Bihar enforced liquor ban in April 2016. However, branded alcohol is available everywhere in the State within 30 minutes. All brands are smuggled from neighbouring Nepal, Assam, West Bengal, Uttar Pradesh and Jharkhand.
Addiction has even children and women in its grip in Bihar. Alcohol is supplied by women or by kids using school bags for RS 100-`200 as a delivery charge, as there can be no needle of suspicion on them. Despite prohibition, the State has faced a number of hooch tragedies, including even Chief Minister Nitish Kumar’s home district of Nalanda.
Those who cannot afford smuggled expensive liquor or drugs get intoxicated by using cheaper alternatives such as cough syrups and volatile solvents, nail polish remover, shoe lotions, thinner, diluter, among others. Sources in the Bihar Government say that a separate task force unit was constituted a few days ago to tackle illicit trade and smuggling of narcotic and psychotropic substances.
Additional Director General of Police (Headquarters) Kundan Krishnan, Bihar police, told The Pioneer that the police have merged the domains of prohibition and narcotics units into a single State-wide task force. The other two States, which have a separate unit to tackle the menace, are in Punjab and Haryana.
“Soon stations will be established in order to carry out coordinated action against illicit trade and drug abuse. The move is aimed at dismantling drug networks systematically. Only arrests will not work. We need a strong framework and capable team to break the nexus,” Krishnan said, adding the new team will map forward and backward linkages in the supply chain with a focus on wholesalers.
Mahendra Mahto, a resident of Rajiv Nagar in Patna, expressed dismay over the precarious situation affecting the majority of households in the State. “Sookah nasha ghus chuka hai. Sharab bund ho gaya lekin youth tarah tarah ke drugs le rahe hain. Yahan har varg ke log ko inka naam bhi pata ho gaya jo Bihar mein jaanta bhi nahi tha. Sarkarein soyi hai,” Mahendra said, who had no regret in sharing that both his teenage sons are violent drug addicts.

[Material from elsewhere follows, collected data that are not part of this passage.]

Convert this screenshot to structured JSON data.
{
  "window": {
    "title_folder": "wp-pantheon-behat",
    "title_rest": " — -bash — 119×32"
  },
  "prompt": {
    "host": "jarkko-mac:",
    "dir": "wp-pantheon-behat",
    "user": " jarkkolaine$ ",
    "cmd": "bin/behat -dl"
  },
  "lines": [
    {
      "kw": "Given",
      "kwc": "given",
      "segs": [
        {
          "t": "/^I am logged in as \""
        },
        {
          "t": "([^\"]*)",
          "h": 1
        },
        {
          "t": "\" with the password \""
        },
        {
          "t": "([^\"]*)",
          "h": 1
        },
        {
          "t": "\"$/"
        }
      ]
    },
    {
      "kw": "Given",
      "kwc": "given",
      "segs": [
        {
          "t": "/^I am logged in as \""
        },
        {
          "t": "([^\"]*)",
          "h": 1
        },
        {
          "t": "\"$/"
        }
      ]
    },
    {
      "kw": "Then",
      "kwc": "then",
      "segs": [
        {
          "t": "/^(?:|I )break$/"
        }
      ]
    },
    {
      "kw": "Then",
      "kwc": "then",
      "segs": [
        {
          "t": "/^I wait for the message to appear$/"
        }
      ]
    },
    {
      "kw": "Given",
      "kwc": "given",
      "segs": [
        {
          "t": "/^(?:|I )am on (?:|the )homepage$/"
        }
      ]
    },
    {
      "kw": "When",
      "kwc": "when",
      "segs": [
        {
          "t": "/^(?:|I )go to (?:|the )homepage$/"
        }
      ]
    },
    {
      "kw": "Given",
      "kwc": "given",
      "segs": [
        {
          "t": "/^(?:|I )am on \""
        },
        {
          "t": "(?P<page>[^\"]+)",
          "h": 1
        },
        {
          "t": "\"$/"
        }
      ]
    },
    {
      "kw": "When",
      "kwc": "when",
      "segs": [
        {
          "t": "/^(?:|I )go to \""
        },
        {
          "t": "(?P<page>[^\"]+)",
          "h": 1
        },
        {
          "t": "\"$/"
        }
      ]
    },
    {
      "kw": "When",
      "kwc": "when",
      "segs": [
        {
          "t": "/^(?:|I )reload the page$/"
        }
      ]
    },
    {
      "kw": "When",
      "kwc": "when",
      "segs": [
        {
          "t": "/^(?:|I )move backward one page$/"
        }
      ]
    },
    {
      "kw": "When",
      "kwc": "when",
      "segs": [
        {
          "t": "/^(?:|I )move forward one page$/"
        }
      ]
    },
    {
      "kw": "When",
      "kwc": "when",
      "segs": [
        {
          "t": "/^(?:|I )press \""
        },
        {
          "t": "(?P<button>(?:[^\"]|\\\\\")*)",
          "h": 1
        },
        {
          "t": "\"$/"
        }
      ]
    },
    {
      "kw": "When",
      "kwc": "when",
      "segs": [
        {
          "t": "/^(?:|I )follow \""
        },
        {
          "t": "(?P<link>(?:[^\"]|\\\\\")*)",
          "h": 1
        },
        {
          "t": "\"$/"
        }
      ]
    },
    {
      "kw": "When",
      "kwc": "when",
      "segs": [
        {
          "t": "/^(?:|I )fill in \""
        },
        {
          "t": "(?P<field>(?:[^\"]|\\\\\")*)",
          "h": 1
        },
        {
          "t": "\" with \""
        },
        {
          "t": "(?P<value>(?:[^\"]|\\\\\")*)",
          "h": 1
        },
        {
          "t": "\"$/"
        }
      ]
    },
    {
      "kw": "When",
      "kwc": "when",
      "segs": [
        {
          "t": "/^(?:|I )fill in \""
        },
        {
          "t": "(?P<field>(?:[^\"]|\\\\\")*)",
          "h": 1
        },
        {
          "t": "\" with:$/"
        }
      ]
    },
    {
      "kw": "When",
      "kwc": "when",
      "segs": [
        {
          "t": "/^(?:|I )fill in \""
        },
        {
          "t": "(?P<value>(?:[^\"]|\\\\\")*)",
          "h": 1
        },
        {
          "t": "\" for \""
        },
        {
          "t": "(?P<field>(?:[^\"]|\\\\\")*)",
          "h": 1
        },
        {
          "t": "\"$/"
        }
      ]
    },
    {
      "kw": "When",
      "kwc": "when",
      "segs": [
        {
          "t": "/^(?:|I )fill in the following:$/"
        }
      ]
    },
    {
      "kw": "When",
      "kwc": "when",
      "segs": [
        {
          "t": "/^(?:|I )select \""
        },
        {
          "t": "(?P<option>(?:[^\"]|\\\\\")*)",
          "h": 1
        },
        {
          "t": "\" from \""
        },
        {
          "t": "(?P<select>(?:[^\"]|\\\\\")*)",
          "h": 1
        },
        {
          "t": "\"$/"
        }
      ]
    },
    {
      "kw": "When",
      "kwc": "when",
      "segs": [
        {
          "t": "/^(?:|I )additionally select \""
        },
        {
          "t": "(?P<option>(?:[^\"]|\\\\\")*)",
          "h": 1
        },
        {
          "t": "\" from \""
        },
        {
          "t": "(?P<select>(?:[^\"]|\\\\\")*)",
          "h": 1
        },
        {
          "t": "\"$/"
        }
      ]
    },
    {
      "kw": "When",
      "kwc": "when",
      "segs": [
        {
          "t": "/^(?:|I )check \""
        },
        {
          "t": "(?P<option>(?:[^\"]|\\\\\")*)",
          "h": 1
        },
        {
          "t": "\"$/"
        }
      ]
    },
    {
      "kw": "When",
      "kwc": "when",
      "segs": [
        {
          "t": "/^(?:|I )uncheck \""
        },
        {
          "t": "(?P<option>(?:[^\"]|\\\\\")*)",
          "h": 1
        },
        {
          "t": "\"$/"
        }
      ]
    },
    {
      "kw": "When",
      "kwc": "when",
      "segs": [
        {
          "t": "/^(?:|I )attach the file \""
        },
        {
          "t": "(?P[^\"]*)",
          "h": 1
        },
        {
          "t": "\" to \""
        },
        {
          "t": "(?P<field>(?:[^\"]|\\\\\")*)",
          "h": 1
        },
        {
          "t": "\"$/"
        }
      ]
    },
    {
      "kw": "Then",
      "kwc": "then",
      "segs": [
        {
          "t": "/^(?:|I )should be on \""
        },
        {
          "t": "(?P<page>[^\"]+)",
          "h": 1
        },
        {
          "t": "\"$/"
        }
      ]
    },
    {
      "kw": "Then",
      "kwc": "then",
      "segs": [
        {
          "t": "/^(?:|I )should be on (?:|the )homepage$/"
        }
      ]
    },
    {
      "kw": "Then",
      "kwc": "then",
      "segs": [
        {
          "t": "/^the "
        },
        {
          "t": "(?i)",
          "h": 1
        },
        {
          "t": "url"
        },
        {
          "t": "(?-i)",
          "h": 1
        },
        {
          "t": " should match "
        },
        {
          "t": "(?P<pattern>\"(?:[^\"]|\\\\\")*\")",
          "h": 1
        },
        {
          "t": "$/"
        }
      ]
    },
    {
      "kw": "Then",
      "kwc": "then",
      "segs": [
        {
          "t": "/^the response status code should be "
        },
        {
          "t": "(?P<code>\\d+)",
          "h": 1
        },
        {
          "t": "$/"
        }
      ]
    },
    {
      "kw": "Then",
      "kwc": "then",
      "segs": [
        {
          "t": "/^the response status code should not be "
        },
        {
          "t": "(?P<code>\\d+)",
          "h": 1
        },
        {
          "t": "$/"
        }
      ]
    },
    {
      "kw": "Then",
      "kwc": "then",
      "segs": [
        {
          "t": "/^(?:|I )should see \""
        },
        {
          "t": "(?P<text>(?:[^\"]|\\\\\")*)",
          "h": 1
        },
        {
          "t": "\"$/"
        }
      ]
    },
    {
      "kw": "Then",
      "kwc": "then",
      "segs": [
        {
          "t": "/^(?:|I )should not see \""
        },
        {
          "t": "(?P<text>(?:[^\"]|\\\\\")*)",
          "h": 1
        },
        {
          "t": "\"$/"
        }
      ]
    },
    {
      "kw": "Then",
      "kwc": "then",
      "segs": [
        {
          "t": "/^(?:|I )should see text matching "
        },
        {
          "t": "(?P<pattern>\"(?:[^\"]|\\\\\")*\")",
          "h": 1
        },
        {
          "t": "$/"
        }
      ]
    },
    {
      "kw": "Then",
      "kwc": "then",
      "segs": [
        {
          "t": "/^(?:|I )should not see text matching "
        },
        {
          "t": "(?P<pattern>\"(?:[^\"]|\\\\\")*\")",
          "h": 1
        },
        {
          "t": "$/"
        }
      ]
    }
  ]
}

“Media is fixated only on unemployment, vote chori, petty politics. But what is worrying the older generations in the State is this sukha nasha penetrated deeply in villages, rural areas, towns and cities amongst and youths, particularly teenagers, college students, and daily wagers. Domestic violence has gone up, which was unheard of in states like Bihar and all this is due to this kind of addiction,” said Suryakant Pathak, a villager of Satarwar in Saharsa.